Side-by-Side Comparison

ToolPrimary FocusInterfaceOpen SourceAgent-Ready
HyperFramesProgrammatic video renderingAPI / codeYesYes — explicitly built for agents
TEN FrameworkConversational voice/video agentsFrameworkYesYes
LiveKit AgentsRealtime video & voiceFrameworkYesYes
BackgroundRemoverBackground removalCLIYesVia scripting
ShortGPTShort-form video automationFrameworkYesPartial

How to Choose

If you're building an agentic pipeline that needs to output video — marketing personalization, automated demos, data-driven clips — start with HyperFrames. Its HTML-to-video model is the most developer-native approach in the current landscape and is explicitly designed for agent use.
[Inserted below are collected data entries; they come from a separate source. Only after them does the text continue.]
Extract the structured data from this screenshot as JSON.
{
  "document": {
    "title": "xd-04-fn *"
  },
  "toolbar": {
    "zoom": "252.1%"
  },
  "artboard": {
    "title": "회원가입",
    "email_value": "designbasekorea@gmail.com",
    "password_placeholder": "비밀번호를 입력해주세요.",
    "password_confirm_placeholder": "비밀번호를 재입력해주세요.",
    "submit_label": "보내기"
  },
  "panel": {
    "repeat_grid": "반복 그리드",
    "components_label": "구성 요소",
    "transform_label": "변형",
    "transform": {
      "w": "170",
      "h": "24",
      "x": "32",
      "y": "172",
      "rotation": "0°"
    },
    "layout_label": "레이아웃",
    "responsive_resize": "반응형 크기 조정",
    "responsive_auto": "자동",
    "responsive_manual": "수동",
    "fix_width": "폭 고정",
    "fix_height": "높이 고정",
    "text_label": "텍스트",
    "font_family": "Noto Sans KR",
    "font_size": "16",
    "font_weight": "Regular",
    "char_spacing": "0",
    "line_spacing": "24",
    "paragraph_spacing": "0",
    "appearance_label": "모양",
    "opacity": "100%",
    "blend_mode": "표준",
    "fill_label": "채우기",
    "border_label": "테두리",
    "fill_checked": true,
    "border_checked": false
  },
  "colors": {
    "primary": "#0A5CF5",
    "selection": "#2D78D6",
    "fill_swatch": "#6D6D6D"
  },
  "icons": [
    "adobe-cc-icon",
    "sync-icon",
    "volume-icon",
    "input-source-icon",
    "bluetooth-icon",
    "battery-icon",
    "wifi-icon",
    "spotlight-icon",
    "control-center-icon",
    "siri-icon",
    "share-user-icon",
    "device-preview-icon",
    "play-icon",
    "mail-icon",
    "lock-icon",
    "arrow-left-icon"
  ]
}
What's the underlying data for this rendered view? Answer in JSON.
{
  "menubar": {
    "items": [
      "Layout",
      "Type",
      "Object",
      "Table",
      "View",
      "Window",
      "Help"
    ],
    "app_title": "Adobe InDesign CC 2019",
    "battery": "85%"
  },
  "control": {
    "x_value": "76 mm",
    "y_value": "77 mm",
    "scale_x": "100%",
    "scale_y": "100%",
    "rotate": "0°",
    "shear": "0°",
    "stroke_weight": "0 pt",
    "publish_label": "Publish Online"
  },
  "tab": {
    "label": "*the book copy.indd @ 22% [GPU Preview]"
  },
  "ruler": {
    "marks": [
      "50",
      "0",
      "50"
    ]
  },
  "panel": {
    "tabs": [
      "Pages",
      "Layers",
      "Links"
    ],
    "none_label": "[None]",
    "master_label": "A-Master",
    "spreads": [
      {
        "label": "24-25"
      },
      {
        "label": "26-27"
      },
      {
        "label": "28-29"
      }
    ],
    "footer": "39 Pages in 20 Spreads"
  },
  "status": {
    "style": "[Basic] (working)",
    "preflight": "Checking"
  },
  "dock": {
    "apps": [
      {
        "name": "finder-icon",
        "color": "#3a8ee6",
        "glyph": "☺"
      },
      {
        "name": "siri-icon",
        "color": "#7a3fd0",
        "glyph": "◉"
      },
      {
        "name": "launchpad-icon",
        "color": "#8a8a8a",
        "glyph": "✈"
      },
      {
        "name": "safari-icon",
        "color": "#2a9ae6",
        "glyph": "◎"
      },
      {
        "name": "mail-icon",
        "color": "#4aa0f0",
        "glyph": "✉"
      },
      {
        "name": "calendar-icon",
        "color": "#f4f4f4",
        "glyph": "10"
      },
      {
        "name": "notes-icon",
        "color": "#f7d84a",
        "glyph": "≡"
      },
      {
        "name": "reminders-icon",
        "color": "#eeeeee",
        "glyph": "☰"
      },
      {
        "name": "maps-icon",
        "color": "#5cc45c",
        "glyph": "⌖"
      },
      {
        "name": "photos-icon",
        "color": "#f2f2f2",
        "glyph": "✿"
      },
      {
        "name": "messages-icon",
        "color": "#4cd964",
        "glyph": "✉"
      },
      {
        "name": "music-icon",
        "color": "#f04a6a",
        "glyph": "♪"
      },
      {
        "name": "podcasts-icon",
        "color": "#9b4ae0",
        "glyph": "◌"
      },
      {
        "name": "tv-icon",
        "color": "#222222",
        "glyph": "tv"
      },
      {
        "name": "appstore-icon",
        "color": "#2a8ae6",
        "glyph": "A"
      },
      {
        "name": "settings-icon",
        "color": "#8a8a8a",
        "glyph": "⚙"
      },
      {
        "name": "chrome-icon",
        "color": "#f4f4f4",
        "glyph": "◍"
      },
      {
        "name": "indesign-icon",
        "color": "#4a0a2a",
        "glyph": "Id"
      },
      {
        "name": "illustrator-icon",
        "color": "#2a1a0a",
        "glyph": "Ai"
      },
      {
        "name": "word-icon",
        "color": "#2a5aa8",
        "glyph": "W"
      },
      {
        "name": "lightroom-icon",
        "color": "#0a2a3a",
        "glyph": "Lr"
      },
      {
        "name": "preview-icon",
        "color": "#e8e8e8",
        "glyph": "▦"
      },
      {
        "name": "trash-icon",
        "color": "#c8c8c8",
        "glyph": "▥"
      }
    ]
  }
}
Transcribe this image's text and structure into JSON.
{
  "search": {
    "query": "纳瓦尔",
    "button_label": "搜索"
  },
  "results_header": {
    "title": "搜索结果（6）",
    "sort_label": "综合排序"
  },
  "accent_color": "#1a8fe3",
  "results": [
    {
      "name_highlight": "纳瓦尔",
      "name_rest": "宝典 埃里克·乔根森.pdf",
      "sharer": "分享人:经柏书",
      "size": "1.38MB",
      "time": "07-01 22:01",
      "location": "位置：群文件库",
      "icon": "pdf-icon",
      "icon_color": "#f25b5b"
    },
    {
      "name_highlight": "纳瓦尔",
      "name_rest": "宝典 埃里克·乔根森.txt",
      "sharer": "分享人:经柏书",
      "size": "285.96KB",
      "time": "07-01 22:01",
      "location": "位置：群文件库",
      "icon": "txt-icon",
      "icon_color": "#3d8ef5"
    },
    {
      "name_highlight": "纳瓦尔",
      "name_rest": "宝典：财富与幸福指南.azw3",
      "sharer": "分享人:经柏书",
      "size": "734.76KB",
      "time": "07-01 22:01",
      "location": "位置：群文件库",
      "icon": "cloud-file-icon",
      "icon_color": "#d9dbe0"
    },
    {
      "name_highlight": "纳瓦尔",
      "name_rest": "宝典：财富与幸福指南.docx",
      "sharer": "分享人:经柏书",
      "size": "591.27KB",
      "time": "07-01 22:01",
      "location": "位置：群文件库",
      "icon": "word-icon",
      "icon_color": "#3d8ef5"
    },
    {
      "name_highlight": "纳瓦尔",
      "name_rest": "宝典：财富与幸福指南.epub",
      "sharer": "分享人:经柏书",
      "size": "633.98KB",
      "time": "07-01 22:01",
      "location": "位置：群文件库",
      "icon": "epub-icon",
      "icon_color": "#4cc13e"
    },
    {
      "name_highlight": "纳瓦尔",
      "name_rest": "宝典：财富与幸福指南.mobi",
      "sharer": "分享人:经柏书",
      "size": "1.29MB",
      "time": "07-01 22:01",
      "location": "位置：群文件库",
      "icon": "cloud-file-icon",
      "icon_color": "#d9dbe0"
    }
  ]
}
If you need realtime AI in a live video session — a meeting bot, a coaching assistant, an interactive avatar — LiveKit Agents is the most production-ready option given LiveKit's established WebRTC infrastructure. TEN Framework is a strong alternative if you are building from scratch and want a purpose-built conversational agent runtime.

If your need is video post-processing — removing backgrounds from existing footage as part of an automated pipeline — BackgroundRemover is the clearest choice: free, open-source, and CLI-scriptable.

If short-form social automation is the goal — producing YouTube Shorts or TikTok content at volume — ShortGPT covers the most of the pipeline in one framework, though its experimental status means production deployments warrant testing.


The Bigger Picture

What the GitHub trending data from May 2026 reveals is that the most active development in AI video is happening in the agentic and infrastructure layers. HyperFrames topping the chart with nearly 20,000 stars reflects a market that is moving beyond "generate a video" toward "embed video generation inside automated systems." The strong showings from LiveKit Agents and TEN Framework reinforce the same theme: real-time, programmable, agent-compatible video tooling is where developer attention is focused.

For creators and non-developers, the SaaS layer (Runway, Pika, HeyGen's commercial platform, Synthesia) remains the more accessible path. But for builders, the open-source tools above represent the current frontier — and the ones most worth watching as the space develops through 2026.